Sementara gerak pemuda dan mahasiswa semakin keras menyuarakan agenda reformasi, pemerintah menerapkan kebijakan yang sangat reaktif, yaitu mencabut subsidi BBM yang diumumkan pada 4 Mei 1998. Suasana yang penuh ketidakpastian ini menggoyahkan stabilitas politik. Suara rakyat yang didukung mahasiswa, semakin gencar meminta presiden Soeharto turun dari jabatannya. Puncaknya, ketika aparat keamanan mulai menembaki kampus Trisakti pada 12 Mei 1998. Saat itu sedang berlangsung aksi demonstrasi anti-pemerintah yang berlangsung dengan penuh semangat. Peristiwa penembakan ini mengakibatkan tewasnya empat mahasiswa Trisakti, yaitu Elang Mulia Lesmana, Hafidin Royan,Heri Hartanto, dan Hendrawan Sie. Penembakan ini kemudian memicu aksi demonstrasi yang lebih besar lagi. Mahasiswa mulai turun ke jalan, dan dengan cepat berkembang hingga ke luar Jakarta, seperti di Bogor, Depok, Tangerang, dan Bekasi sambil terus meneriakkan tuntutan Reformasi.
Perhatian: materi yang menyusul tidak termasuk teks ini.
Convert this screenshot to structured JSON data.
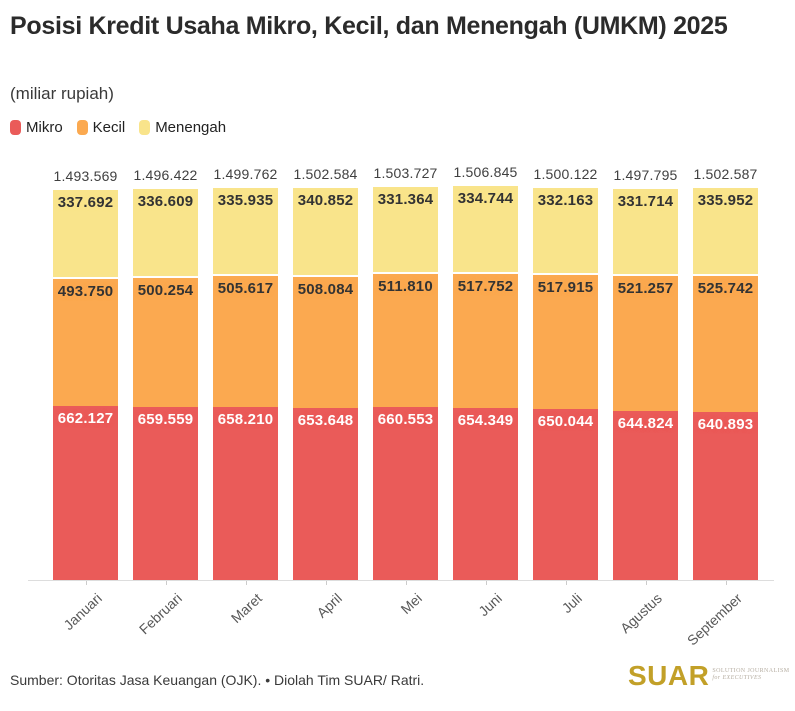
{
  "header": {
    "title": "Posisi Kredit Usaha Mikro, Kecil, dan Menengah (UMKM) 2025",
    "subtitle": "(miliar rupiah)"
  },
  "legend": {
    "items": [
      {
        "label": "Mikro",
        "color": "#ea5b59"
      },
      {
        "label": "Kecil",
        "color": "#fba950"
      },
      {
        "label": "Menengah",
        "color": "#f9e48b"
      }
    ]
  },
  "chart_data": {
    "type": "bar",
    "stacked": true,
    "title": "Posisi Kredit Usaha Mikro, Kecil, dan Menengah (UMKM) 2025",
    "unit": "miliar rupiah",
    "categories": [
      "Januari",
      "Februari",
      "Maret",
      "April",
      "Mei",
      "Juni",
      "Juli",
      "Agustus",
      "September"
    ],
    "series": [
      {
        "name": "Mikro",
        "color": "#ea5b59",
        "label_color": "#ffffff",
        "values": [
          662127,
          659559,
          658210,
          653648,
          660553,
          654349,
          650044,
          644824,
          640893
        ]
      },
      {
        "name": "Kecil",
        "color": "#fba950",
        "label_color": "#333333",
        "values": [
          493750,
          500254,
          505617,
          508084,
          511810,
          517752,
          517915,
          521257,
          525742
        ]
      },
      {
        "name": "Menengah",
        "color": "#f9e48b",
        "label_color": "#333333",
        "values": [
          337692,
          336609,
          335935,
          340852,
          331364,
          334744,
          332163,
          331714,
          335952
        ]
      }
    ],
    "totals": [
      1493569,
      1496422,
      1499762,
      1502584,
      1503727,
      1506845,
      1500122,
      1497795,
      1502587
    ],
    "xlabel": "",
    "ylabel": "",
    "ylim": [
      0,
      1550000
    ],
    "grid": false,
    "legend_position": "top",
    "number_format": "thousands-dot"
  },
  "footer": {
    "source": "Sumber: Otoritas Jasa Keuangan (OJK). • Diolah Tim SUAR/ Ratri.",
    "logo": {
      "text": "SUAR",
      "color": "#c2a028",
      "tagline_line1": "SOLUTION JOURNALISM",
      "tagline_line2": "for EXECUTIVES"
    }
  }
}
Aksi demonstrasi kemudian disusul dengan kerusuhan massal yang berlangsung dari 13-15 Mei 1998. Aktivitas ini dengan cepat merambat ke kota-kota besar, seperti Solo, SUrabya, Yogyakarta, Lampung, dan Palembang. Kerusuhan diwarnai dengan tindakan anarkis, seperti penjarahan dan pembakaran toko-toko, penyerangan pos polisi, serta pusat-pusat perdagangan yang mengakibatkan kegiatan ekonomi lumpuh total. Kerusuhan kemudian berkembang menjadi kerusuhan etnis dengan sasaran utama etnis Tionghoa. Banyakyang menjadi korban, tidak saja dalam bentuk moril, tetapi juga materiil. Hal yang lebih mengherankan adalah ketika kerusuhan terjadi tidak ada tindakan pencegahan yang serius dari aparat keamanan sehingga kerusuhan menjadi sangat anarkis.
Selanjutnya para mahasiswa berhasil menduduki gedung DPR/MPR pada 18 Mei 1998. Mereka terus menyerukan agar Presiden Soeharto segera turun dari jabatannya. Dua minggu setelah peristiwa di kampus Trisakti, pada 21 Mei 1998, Presiden Soeharto menyatakan berhenti dari jabatannya selaku Presiden ke-2. Ia kemudian menyerahkan jabatannya kepada Wakil Presiden B.J. Habibie. Sekali lagi kekuatan perjuangan mahasiswa yang murni dapat menumbangkan rezim otoriter dan mengubah sistem ketatanegaraan di Indonesia.